Proving that roots of a equation lies outside the circle $|z|=1/2$ 
Show that all the roots of the equation $$z^n \cos(\theta_0) + z^{n-1} \cos(\theta_1)+ \dots+\cos(\theta_n)=2$$ where $\theta_0,\theta_1,\dots,\theta_n \in \mathbb{R}$, lie outside the circle $|z|=1/2$.

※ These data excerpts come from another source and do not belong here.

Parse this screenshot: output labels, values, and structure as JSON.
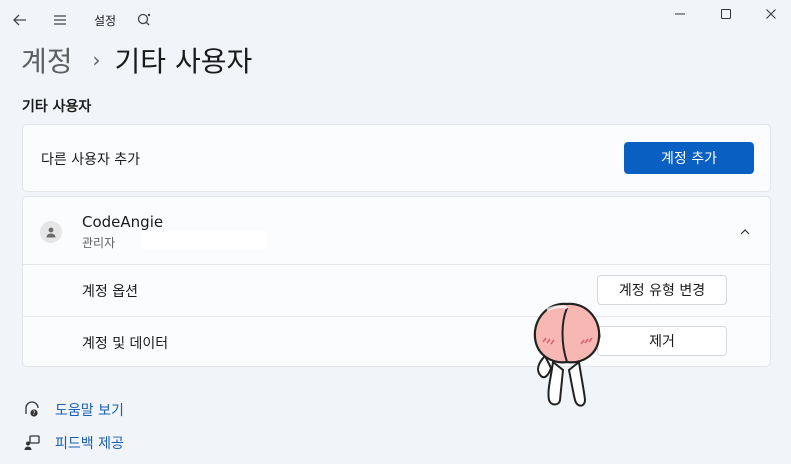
{
  "window": {
    "app_title": "설정",
    "icons": {
      "back": "back-arrow-icon",
      "menu": "hamburger-menu-icon",
      "app": "settings-app-icon",
      "minimize": "minimize-icon",
      "maximize": "maximize-icon",
      "close": "close-icon"
    }
  },
  "breadcrumb": {
    "parent": "계정",
    "separator": "›",
    "current": "기타 사용자"
  },
  "section": {
    "title": "기타 사용자"
  },
  "add_user": {
    "label": "다른 사용자 추가",
    "button": "계정 추가",
    "button_color": "#0a5fc2"
  },
  "user": {
    "name": "CodeAngie",
    "role": "관리자",
    "expanded": true,
    "options": [
      {
        "label": "계정 옵션",
        "button": "계정 유형 변경"
      },
      {
        "label": "계정 및 데이터",
        "button": "제거"
      }
    ]
  },
  "links": [
    {
      "label": "도움말 보기",
      "icon": "help-icon"
    },
    {
      "label": "피드백 제공",
      "icon": "feedback-icon"
    }
  ],
  "decoration": {
    "sticker": "peach-character-sticker"
  }
}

I tried with the case when all theta are 0 then equation simplifies to $1+z+z^2+\dots+z^n=2$ . We know that if $1+z+z^2+\dots+z^n=0$ then $z_i$ are the complex $(n+1)$th roots of unity. So in this case origin is shifted such that here $z_i$ are roots of equation $$\left(z-\frac{2}{n+1}\right)^{n+1}=1.$$ I couldn't proceed after. this Any ideas?

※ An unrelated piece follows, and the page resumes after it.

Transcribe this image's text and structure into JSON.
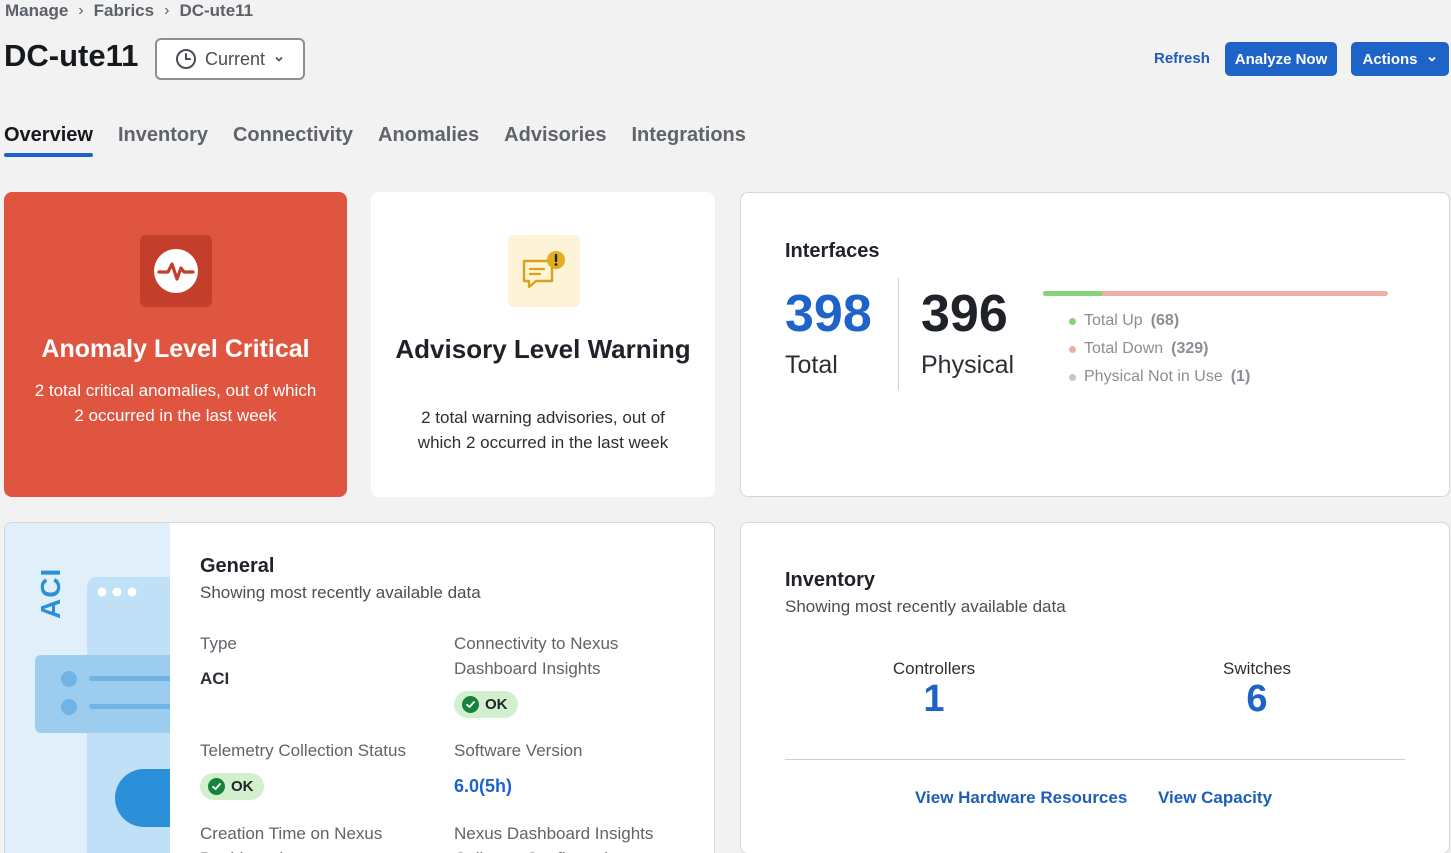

 A: Suppose to the contrary that $z$ is a root of the above equation and that $|z|\le 1/2$. Since $|\cos(\theta_k)| \le 1$ we get
$2 \le \frac{1}{2^n}+\frac{1}{2^{n-1}}+...+\frac{1}{2}+1=2-\frac{1}{2^{n}}<2$,
a contradiction.
A: $$2=S_n=|z^n \cos(\theta_0) + z^{n-1} \cos(\theta_1)+ \dots+\cos(\theta_n)|$$
Using this,
$$S_n\le\sum_{r=0}^n|z^r||\cos\theta_r|\le\sum_{r=0}^n|z^r|$$
Now if $|z|\le\dfrac12,$  
$$\sum_{r=0}^n|z^r|\le\sum_{r=0}^n\left(\dfrac12\right)^r=2\left(1-\left(\dfrac12\right)^{n+1}\right)<2$$
A: Suppose that $|z|\leq \frac{1}{2}$. Then $|z|^i\leq \frac{1}{2^i}$ for all $i\in\mathbb{N}$. 
If
$$z^n \cos(\theta_0) + z^{n-1} \cos(\theta_1)+ \dots+\cos(\theta_n) =2,$$
then certainly
$$|z^n \cos(\theta_0) + z^{n-1} \cos(\theta_1)+ \dots+\cos(\theta_n)|=2.$$
By the triangle inequality,
$$\begin{align}|z^n \cos(\theta_0) + z^{n-1} \cos(\theta_1)+ \dots+\cos(\theta_n)|&\leq |z^n\cos(\theta_0)|+\ldots+|\cos(\theta_n)|\\
&\leq |z^n|+|z^{n-1}|+\ldots+1\\
&\leq \frac{1}{2^n}+\ldots+1\\
&=2-\frac{1}{2^n}\\
&<2
\end{align}$$
Therefore, there are no solutions $z$ to the equation such that $|z|\leq \frac{1}{2}$.